Зрение

Больше, чем обоняние или вкус, зрение молчаливо признано самым необходимым чувством в качестве свидетеля, расспрашиваемого историей. Чтобы измерить необходимое пространство в пределах досягаемости, человек использует собственное тело. Ладонь, руки, ноги, даже стрела арбалета или лье имеют прямое отношение к телу человека — сеятеля, торговца, воина. За привычной глазу местностью — полем пшеницы, высоко срезанной жнецами, кромкой леса, изгородью, рвом и стеной — расстилаются пространства, непригодные для ведения хозяйства, пустынные, гористые, болотистые. Дефекты зрения, не исправленные ношением очков, приводят к тому, что в описательной литературе панорама появляется с опозданием и сперва символически. Эта близорукость очень хорошо соотносится с приоритетом символического изображения и вызывает жесткое несоответствие между живописным иллюзионизмом и реальным описанием на письме.

Возьмем снова пример пространства. Мы знаем, сколь широко педагогика, иллюстрированная христианством, распространила знаки, богатство смысла которых было понятно всем без всяких представлений о логической организации пространства. Воображение и память позволяли максимальному числу верующих разложить на части, выделить и объединить элементы живописной или скульптурной сцены. Начиная с XIV века получает распространение другой тип фигурного изображения, основанный на свободе движения в пространстве. Жесты, фиктивные перегородки, глубина предполагаемых планов, одним словом — обман зрения, делали из перспективы новую категорию символических образов. То, что мы пытаемся оценить в изображении как эволюцию к реализму в конце Средневековья, является изящной имитацией реальности, удовлетворяющей клиентуру, для которой богатство зиждется на предметах, а мысль сосредотачивается на объединяющем их пространстве. По–настоящему благочестивые, будь они бедными или невеждами, о которых тревожится Жан Жерсон[211], остаются привязаны к осязательным изображениям, символическая власть которых (мы к ним вернемся) усиливается благодаря созерцанию. Это главный вопрос ренессансного спора о мирском и сакральном изображениях, который базировался на материальных и культурных характеристиках восприятия.

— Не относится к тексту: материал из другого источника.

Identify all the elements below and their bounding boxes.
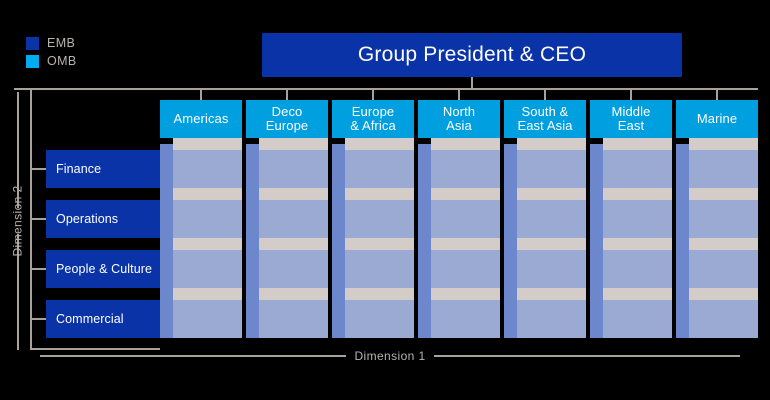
connector-row-stub-4 bbox=[32, 318, 46, 320]
matrix-cell[interactable] bbox=[431, 300, 500, 338]
matrix-horizontal-divider bbox=[431, 288, 500, 300]
legend-swatch-emb bbox=[26, 37, 39, 50]
connector-row-trunk-top bbox=[30, 88, 160, 90]
column-header-middle-east[interactable]: MiddleEast bbox=[590, 100, 672, 138]
matrix-cell[interactable] bbox=[259, 200, 328, 238]
matrix-horizontal-divider bbox=[431, 188, 500, 200]
legend-label-emb: EMB bbox=[47, 37, 75, 50]
matrix-horizontal-divider bbox=[603, 188, 672, 200]
axis-dimension-1-line-right bbox=[434, 355, 740, 357]
matrix-cell[interactable] bbox=[173, 300, 242, 338]
axis-dimension-1-line-left bbox=[40, 355, 346, 357]
column-header-label: Marine bbox=[697, 112, 737, 126]
matrix-horizontal-divider bbox=[259, 138, 328, 150]
connector-column-drop-2 bbox=[286, 90, 288, 100]
row-header-commercial[interactable]: Commercial bbox=[46, 300, 160, 338]
column-header-marine[interactable]: Marine bbox=[676, 100, 758, 138]
matrix-cell[interactable] bbox=[345, 150, 414, 188]
matrix-cell[interactable] bbox=[259, 300, 328, 338]
column-header-label: South &East Asia bbox=[517, 105, 572, 133]
connector-column-drop-5 bbox=[544, 90, 546, 100]
matrix-horizontal-divider bbox=[517, 188, 586, 200]
matrix-horizontal-divider bbox=[345, 238, 414, 250]
matrix-horizontal-divider bbox=[603, 288, 672, 300]
matrix-horizontal-divider bbox=[173, 188, 242, 200]
connector-column-drop-6 bbox=[630, 90, 632, 100]
matrix-cell[interactable] bbox=[431, 150, 500, 188]
legend-item-emb: EMB bbox=[26, 36, 146, 51]
axis-dimension-2: Dimension 2 bbox=[8, 92, 28, 350]
matrix-horizontal-divider bbox=[173, 138, 242, 150]
row-header-operations[interactable]: Operations bbox=[46, 200, 160, 238]
legend: EMB OMB bbox=[26, 36, 146, 72]
matrix-horizontal-divider bbox=[517, 138, 586, 150]
matrix-horizontal-divider bbox=[431, 238, 500, 250]
matrix-cell[interactable] bbox=[345, 250, 414, 288]
axis-dimension-2-label: Dimension 2 bbox=[5, 185, 31, 256]
matrix-cell[interactable] bbox=[345, 300, 414, 338]
row-header-finance[interactable]: Finance bbox=[46, 150, 160, 188]
matrix-horizontal-divider bbox=[345, 288, 414, 300]
matrix-horizontal-divider bbox=[345, 138, 414, 150]
matrix-cell[interactable] bbox=[603, 200, 672, 238]
matrix-cell[interactable] bbox=[517, 150, 586, 188]
matrix-cell[interactable] bbox=[431, 250, 500, 288]
matrix-vertical-divider-5 bbox=[504, 144, 517, 338]
matrix-cell[interactable] bbox=[689, 150, 758, 188]
matrix-horizontal-divider bbox=[603, 238, 672, 250]
matrix-horizontal-divider bbox=[517, 288, 586, 300]
matrix-cell[interactable] bbox=[259, 250, 328, 288]
matrix-cell[interactable] bbox=[173, 150, 242, 188]
connector-column-drop-1 bbox=[200, 90, 202, 100]
matrix-cell[interactable] bbox=[603, 300, 672, 338]
matrix-vertical-divider-2 bbox=[246, 144, 259, 338]
matrix-vertical-divider-6 bbox=[590, 144, 603, 338]
connector-row-stub-1 bbox=[32, 168, 46, 170]
matrix-horizontal-divider bbox=[689, 138, 758, 150]
matrix-cell[interactable] bbox=[689, 300, 758, 338]
matrix-horizontal-divider bbox=[431, 138, 500, 150]
matrix-cell[interactable] bbox=[259, 150, 328, 188]
matrix-cell[interactable] bbox=[431, 200, 500, 238]
matrix-cell[interactable] bbox=[689, 250, 758, 288]
column-header-europe-africa[interactable]: Europe& Africa bbox=[332, 100, 414, 138]
matrix-cell[interactable] bbox=[517, 300, 586, 338]
column-header-label: Americas bbox=[174, 112, 229, 126]
matrix-vertical-divider-1 bbox=[160, 144, 173, 338]
legend-label-omb: OMB bbox=[47, 55, 77, 68]
axis-dimension-1-label: Dimension 1 bbox=[346, 349, 433, 363]
matrix-horizontal-divider bbox=[689, 238, 758, 250]
axis-dimension-1: Dimension 1 bbox=[40, 346, 740, 366]
column-header-label: Europe& Africa bbox=[350, 105, 396, 133]
matrix-horizontal-divider bbox=[173, 238, 242, 250]
matrix-cell[interactable] bbox=[517, 200, 586, 238]
matrix-cell[interactable] bbox=[173, 200, 242, 238]
matrix-horizontal-divider bbox=[689, 288, 758, 300]
matrix-horizontal-divider bbox=[259, 238, 328, 250]
connector-column-drop-4 bbox=[458, 90, 460, 100]
column-header-south-east-asia[interactable]: South &East Asia bbox=[504, 100, 586, 138]
matrix-horizontal-divider bbox=[345, 188, 414, 200]
matrix-cell[interactable] bbox=[603, 250, 672, 288]
matrix-vertical-divider-4 bbox=[418, 144, 431, 338]
matrix-horizontal-divider bbox=[259, 188, 328, 200]
row-header-label: People & Culture bbox=[56, 262, 152, 276]
connector-column-drop-7 bbox=[716, 90, 718, 100]
matrix-horizontal-divider bbox=[603, 138, 672, 150]
matrix-horizontal-divider bbox=[173, 288, 242, 300]
column-header-north-asia[interactable]: NorthAsia bbox=[418, 100, 500, 138]
node-group-president-ceo-label: Group President & CEO bbox=[358, 43, 586, 67]
matrix-vertical-divider-7 bbox=[676, 144, 689, 338]
matrix-cell[interactable] bbox=[517, 250, 586, 288]
matrix-horizontal-divider bbox=[689, 188, 758, 200]
connector-row-stub-3 bbox=[32, 268, 46, 270]
legend-item-omb: OMB bbox=[26, 54, 146, 69]
row-header-label: Operations bbox=[56, 212, 118, 226]
matrix-horizontal-divider bbox=[517, 238, 586, 250]
matrix-vertical-divider-3 bbox=[332, 144, 345, 338]
matrix-grid bbox=[160, 138, 758, 338]
matrix-cell[interactable] bbox=[689, 200, 758, 238]
node-group-president-ceo[interactable]: Group President & CEO bbox=[262, 33, 682, 77]
legend-swatch-omb bbox=[26, 55, 39, 68]
connector-row-stub-2 bbox=[32, 218, 46, 220]
connector-ceo-to-bus bbox=[471, 77, 473, 88]
column-header-deco-europe[interactable]: DecoEurope bbox=[246, 100, 328, 138]
row-header-label: Finance bbox=[56, 162, 101, 176]
column-header-label: NorthAsia bbox=[443, 105, 475, 133]
column-header-americas[interactable]: Americas bbox=[160, 100, 242, 138]
matrix-cell[interactable] bbox=[173, 250, 242, 288]
column-header-label: DecoEurope bbox=[266, 105, 309, 133]
column-header-label: MiddleEast bbox=[612, 105, 651, 133]
matrix-cell[interactable] bbox=[603, 150, 672, 188]
connector-column-drop-3 bbox=[372, 90, 374, 100]
matrix-horizontal-divider bbox=[259, 288, 328, 300]
matrix-cell[interactable] bbox=[345, 200, 414, 238]
row-header-people-culture[interactable]: People & Culture bbox=[46, 250, 160, 288]
row-header-label: Commercial bbox=[56, 312, 124, 326]
org-matrix-diagram: EMB OMB Group President & CEO Dimension … bbox=[0, 0, 770, 400]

Фиксация цвета не меньше, чем восприятие пространства, зависит от приближения сокровенного. С этой точки зрения геральдика, мода на одежду, роспись интерьеров сразу же убедили бы нас, что люди XV века так же имели пристрастие к резким различиям и так же чувствовали нюансы, как и мы. К тому же мы часто забываем, что цвета, добавлявшие шарма произведениям, имели еще и символическое значение, очевидное тогда и скрытое сейчас. Еще более странен контраст между явным реализмом живописи и скульптуры XIV и XV веков и бедностью описательного аппарата в современных текстах.

Жан Фруассар, описывая деревни Арьежа, где он находится при дворе Гастона III де Фуа, говорит о «приятных» холмах и «светлых» реках. Далекий от красочности и натурализма, хронист не имеет иной цели, кроме как показать могущество своего хозяина, основанное на богатых владениях. Зато описывая въезд в Париж Изабеллы Баварской, он задерживается вместе с королевским кортежем на каждой «почетной» остановке, и его перо сверкает от красного, голубого и золотого. Но цвет присутствует здесь только для того, чтобы, пользуясь его символикой, засвидетельствовать почести, воздаваемые монархии парижскими буржуа.

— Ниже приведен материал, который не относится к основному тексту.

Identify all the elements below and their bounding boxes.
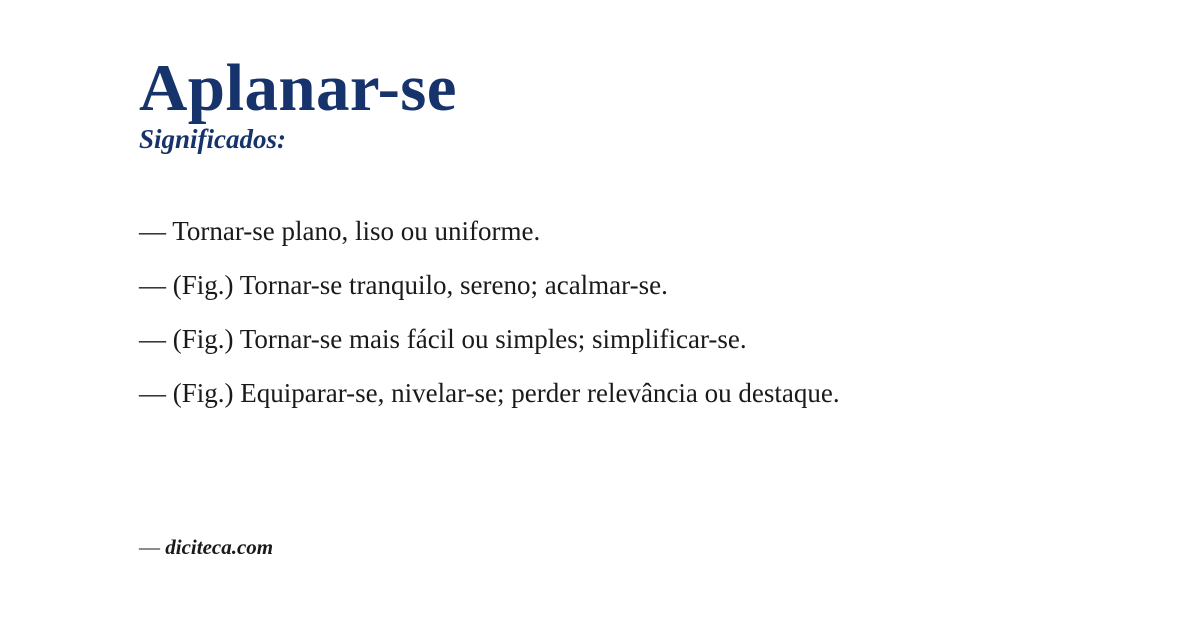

Мы долго бы искали в исторической литературе конца Средневековья описательные характеристики, достойные альпийских акварелей Альбрехта Дюрера, первых пейзажей в истории западного искусства, лишенных всякого подтекста и «полезности». Символическая условность, окрашенная как пурпурная роза, уступает место живой реальности только в редких эмоциональных текстах, где пейзаж необходим как обрамление восстановленного в памяти происшествия. Это — Фонтан Воклюза, который вдохновляет среди ночи Петрарку тревожным очарованием своих черных вод; дикие и безлюдные кадорские леса, где Карл IV едва не сгинул вместе со своей армией; синайская пустыня, в которой было суждено погибнуть монаху Феликсу Фаберу, прельщенному ее бескрайностью.

Как видно, нескольких ночных и тревожных сцен достаточно для краткого очерка. Ничего похожего на дневники путешествий XIX века. Даже паломники с Востока, более открытые экзотическим впечатлениям, пришедшие увидеть, иногда со слезами на глазах, библейские места, так часто воскрешаемые воображением, ограничиваются подтверждением читателям достоверности информации, которую они получили перед отъездом. Из этого не следует, что они оставались равнодушными к местному колориту, просто у них еще не было необходимого описательного аппарата, а из пяти чувств зрение — не самый восприимчивый орган.